En la banda, un bato loco tiene armas y puede posponer o evitar la muerte. No hay muchas elecciones en Logan Heights. Y una de éstas es vivir y morir como un bato loco, volando a gran altura, o morir sin gracia, sin ser de nadie. O perteneces a la banda o no perteneces a nada: o eres banda o no te reconoce ni tu familia.

¿Naciste en Logan Heights y te sientes solo? ¿Te alimentas de una mezcla de sueños de grandeza y desamparo? ¿Careces de apoyo? No te preocupes, a la hora menos pensada un bato loco llamará a tu puerta. Entonces te convertirás en uno de ellos. Quizá tus padres sean inmigrantes mexicanos, quizá ni lo sepas. Lo seguro es que un disparo desde un auto en marcha te perforará el estómago; te arrestarán por venta de crack, portación de arma y asalto; perforarás el estómago del hombre que impida el robo de su auto; cobrarás fama como bueno pa’ los chingazos, la cobrarás porque un día te mediste con catorce cabrones y uno terminó con diez cortes de navaja en la cabeza; y andarás prófugo y traficarás con PCP y portarás una identificación falsa y nadie te ganará en el arte de la sobrevivencia. Y en cierta ocasión recibirás la orden de matar al Chapo. Estudiarás sus costumbres, ubicarás sus casas de seguridad en Guadalajara, recibirás armas de Tijuana y te mantendrás pendiente de sus movimientos con el deseo picante de emboscarlo.

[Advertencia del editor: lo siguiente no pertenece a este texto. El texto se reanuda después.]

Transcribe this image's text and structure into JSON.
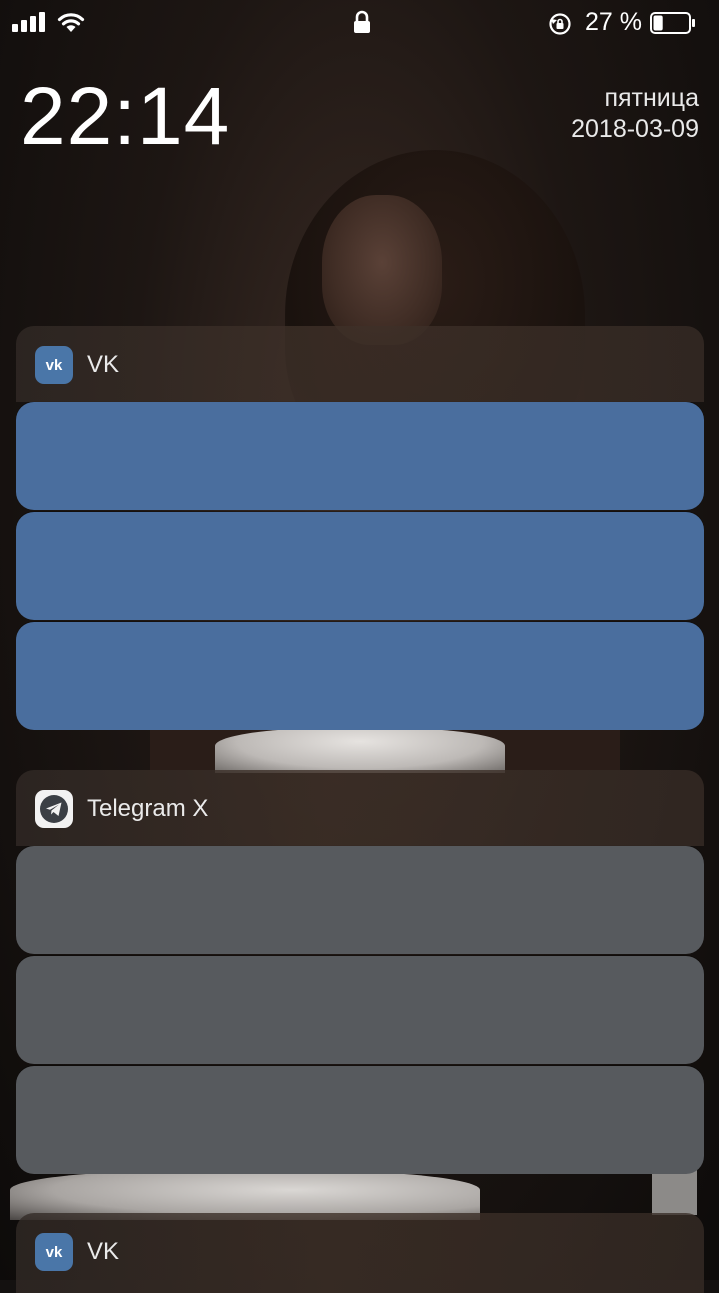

A las 3:45 del lunes 24 de mayo de 1993, sin pena ni señales amenazadoras a su alrededor, el Chapo Guzmán y cuatro de sus pistoleros ingresaron al estacionamiento del Benito Juárez a bordo de un Buick verde. Iban de paseo a Puerto Vallarta. Nadie se fijó en ellos. Avanzaron movidos por la fuerza de la desconfianza y volvieron a comprobar que nadie se fijaba en ellos. No hallaron un solo cajón vacío. De manera sorpresiva, el estacionamiento ofrecía la confección de un hormiguero: demasiada gente desplazándose de un lado a otro, demasiado alboroto, demasiado para un día cualquiera. Mientras el Buick verde se comportaba a vuelta de rueda, un marquís blanco ingresó al estacionamiento. Los mismos batos locos que llevaban más de dos meses buscando al Chapo sin dar con él, los mismos batos locos, hartos ya de Guadalajara y que. por casualidad, volaban de regreso a Tijuana, corrieron hacia el marquís blanco siguiendo la inercia y los informes que apuntaban al gusto del Chapo Guzmán por ese tipo de mastodontes. La cocaína estaba en muchos de ellos. Cocaína y Arellano Félix es una mala mezcla. Cocaína y Arellano Félix te ponen en plan de bato loco… y un bato loco es capaz de confundir al Chapo con el cardenal Juan Jesús Posadas Ocampo.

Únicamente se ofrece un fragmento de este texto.